The old photographers I encountered then were old enough to have used Speed Graphics - the bulky, hard-to-focus 4 x 5 inch cameras that were the newspaper standard from the 1920s to the 1960s.

The old compositors I encountered then were old enough to remember linotypes and the smell of melting lead.

The old editors I encountered then were old enough to remember pastepots and black pencils and making and remaking a newspaper on the fly with a few written instructions and a lot of teamwork in the mechanical departments.

Pagination - making a pages on a computer - was just starting to creep into use. I remember the first such unit - a Mac Plus - which was used to make graphic. Within 10 years of seeing that Mac for the first time, I would be making pages on a computer. The compositors - the wizards with Exacto knifes that could do just about anything you asked, just don't touch the type, please - were out of a job.

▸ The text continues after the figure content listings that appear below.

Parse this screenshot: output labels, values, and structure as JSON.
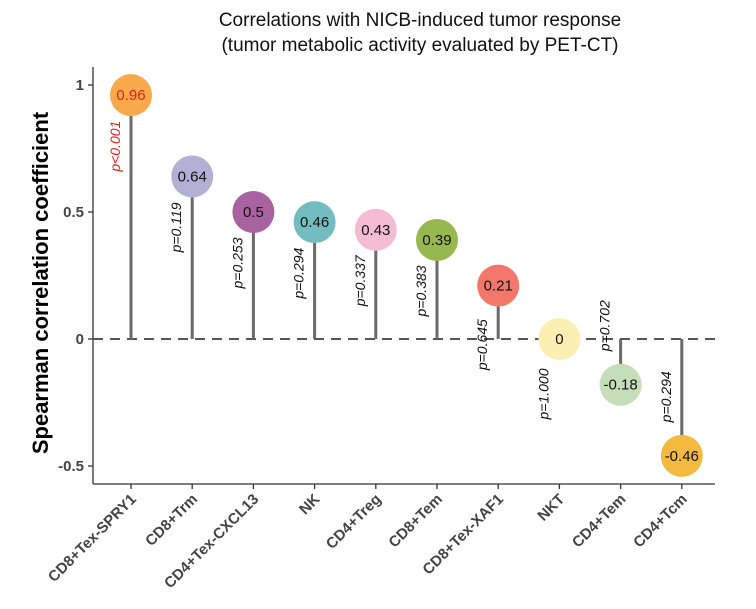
{
  "chart_data": {
    "type": "lollipop",
    "title": "Correlations with NICB-induced tumor response",
    "subtitle": "(tumor metabolic activity evaluated by PET-CT)",
    "xlabel": "",
    "ylabel": "Spearman correlation coefficient",
    "ylim": [
      -0.6,
      1.05
    ],
    "yticks": [
      -0.5,
      0,
      0.5,
      1
    ],
    "ytick_labels": [
      "-0.5",
      "0",
      "0.5",
      "1"
    ],
    "reference_line": 0,
    "categories": [
      "CD8+Tex-SPRY1",
      "CD8+Trm",
      "CD4+Tex-CXCL13",
      "NK",
      "CD4+Treg",
      "CD8+Tem",
      "CD8+Tex-XAF1",
      "NKT",
      "CD4+Tem",
      "CD4+Tcm"
    ],
    "values": [
      0.96,
      0.64,
      0.5,
      0.46,
      0.43,
      0.39,
      0.21,
      0,
      -0.18,
      -0.46
    ],
    "value_labels": [
      "0.96",
      "0.64",
      "0.5",
      "0.46",
      "0.43",
      "0.39",
      "0.21",
      "0",
      "-0.18",
      "-0.46"
    ],
    "p_labels": [
      "p<0.001",
      "p=0.119",
      "p=0.253",
      "p=0.294",
      "p=0.337",
      "p=0.383",
      "p=0.645",
      "p=1.000",
      "p=0.702",
      "p=0.294"
    ],
    "significant": [
      true,
      false,
      false,
      false,
      false,
      false,
      false,
      false,
      false,
      false
    ],
    "colors": [
      "#f9a94b",
      "#b3b0d6",
      "#a7629f",
      "#73bcbf",
      "#f4bcd3",
      "#97b84f",
      "#f2786b",
      "#fcefb1",
      "#c5ddb8",
      "#f4b93f"
    ],
    "stem_color": "#6b6b6b",
    "significant_color": "#e3211c"
  }
}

Automation changed lots of things. I was replaced by a computer terminal in the paper's morgue. Indexing was now done with a few keystrokes, not with a heavy steel straight edge tearing pages. Digital photography made the darkroom obsolete. The teletype printers disappeared, and wire service news came flying into the mainframe computers at thousands of words a minute.

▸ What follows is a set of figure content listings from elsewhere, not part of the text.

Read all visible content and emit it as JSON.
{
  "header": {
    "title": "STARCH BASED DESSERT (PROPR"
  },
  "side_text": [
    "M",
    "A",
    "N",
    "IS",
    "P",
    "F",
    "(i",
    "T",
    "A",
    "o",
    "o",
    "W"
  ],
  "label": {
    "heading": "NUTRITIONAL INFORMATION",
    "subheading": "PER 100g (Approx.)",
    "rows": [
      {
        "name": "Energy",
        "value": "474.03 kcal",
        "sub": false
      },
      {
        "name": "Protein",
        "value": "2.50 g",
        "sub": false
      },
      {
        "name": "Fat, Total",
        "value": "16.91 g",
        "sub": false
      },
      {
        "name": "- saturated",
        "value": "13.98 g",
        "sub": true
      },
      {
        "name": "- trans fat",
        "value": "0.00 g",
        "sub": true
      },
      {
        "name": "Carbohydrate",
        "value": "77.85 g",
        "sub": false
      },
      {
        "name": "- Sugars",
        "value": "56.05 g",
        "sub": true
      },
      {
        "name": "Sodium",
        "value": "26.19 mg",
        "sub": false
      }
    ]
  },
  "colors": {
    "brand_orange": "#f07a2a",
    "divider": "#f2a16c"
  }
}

And now I feel as ancient as the people I met when I started out, the tribe that started out in the 1940s and 1950s, when newspapers were king and the work that reporters did was the stuff of movies.

Twenty years ago this month, I went through my first buyout. The T & G had been sold two years before, and changes were in the works. Being a junior member of the staff who lashed three part-time jobs into something of a living, I was thrown overboard immediately. But I was struck by how many people, the elders of the paper that I looked up to and learned from, chose to take a buyout and leave than stick around and face an uncertain future. Most of that generation left, and I got my first education on the harshness of the newspaper business.

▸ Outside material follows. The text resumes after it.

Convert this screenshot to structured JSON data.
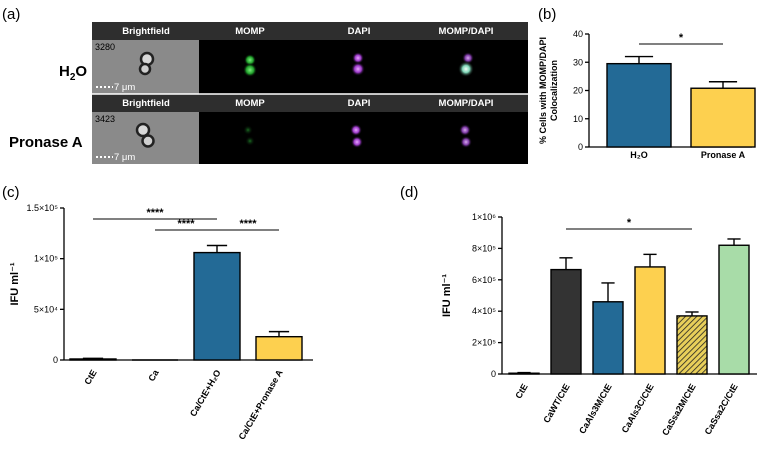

The morning and evening papers merged the following year. The T & G's bureaus started to disappear. The presses moved out of the hulking old building on Franklin Street and went to a remote site a few miles away. The papers were sold again, this time to The New York Times Co. They eliminated zoned editions this year and the paper is struggling to survive.

Since that bleak Yuletide two decades ago, I've been through three more newspaper sales. I've become an elder, talking about the old days of afternoon papers, pasting-up pages, teletypes and darkrooms to a generation that Googles phone numbers and needs MapQuest to find an address. And I've watched my profession go from fat and sassy to threadbare and dying in one generation.

I'm still young enough to be a bridge between the analog and digital eras, and still looking forward to the shape of journalism to come. The tools we have now to tell stories were barely dreamed of when I started out, but I recognize how important they are and working to master them. We just have to remember that the need to tell stories is primal, and that storytellers will always be needed.

What will the young reporters I work with now be saying when they look back at their careers 20 years from now? Will they be talking about that gruff and crabby gray-bearded editor they had as their first mentor? The rickety first-generation iMacs that they have to use to write their stories on? The lack of reliable Internet and cellphone service? Or will they talk about working in newspapers at a time when they became quaint relics of a bygone age?

My love for the printed page is still abiding, but it's hard to remember what it was like before the Internet, before desktop computers, before digital cameras and voice recorders, before the avalanche of data that pours from the Web each day, before the 24-hour news cycle, before all the changes that I have seen in nearly three decades of broadcast, print and online journalism. The past is a nice place to visit, but the future is still the place I hope to see.